Materi dari Beliau dibuka dengan slide yang berisikan kalimat, "Menikah itu Gerbang Peradaban". Why?
Bukankah salah satu tujuan dari menikah itu adalah meneruskan silsilah keturunan kita?, maka sudah pastilah dengan menikah "Gerbang Peradaban" itu akan terbuka. Dalam agama pun Menikah diibaratkan dengan separuh agama, karena ia merupakan ibadah terlama, yaitu seumur hidup. Semua ibadah, seperti shalat, puasa, masih ada jedanya. Namun, hanya menikah lah yang tidak ada jedanya. 

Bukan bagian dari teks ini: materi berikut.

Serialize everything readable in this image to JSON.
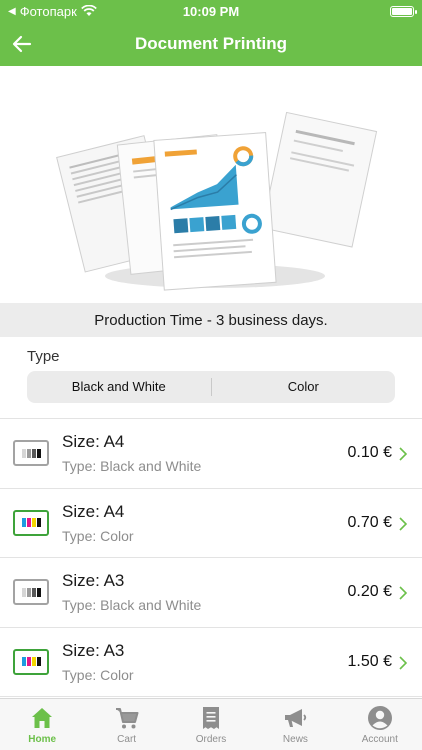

Dan sadarlah, kitalah, wahai Muslimah...Sang Arsitek Peradaban

Layaknya seorang arsitek yang tengah merancang suatu bangunan, kita tentu akan berusaha semaksimal mungkin untuk "merancang" bangunan tersebut agar menjadi "bangunan" terbaik yang pernah ada. Begitu pula lah, kita sebagai arsitek peradaban, kita juga seyogyanya akan "merancang" suatu "bangunan" yang dalam hal ini kita ibaratkan sebagai "anak" kita. Tentulah, baik atau buruknya suatu "bangunan" itu bergantung pada kita selaku arsiteknya. Pun, dengan anak, baik atau buruknya bergantung kepada kita selaku sang arsitek peradaban.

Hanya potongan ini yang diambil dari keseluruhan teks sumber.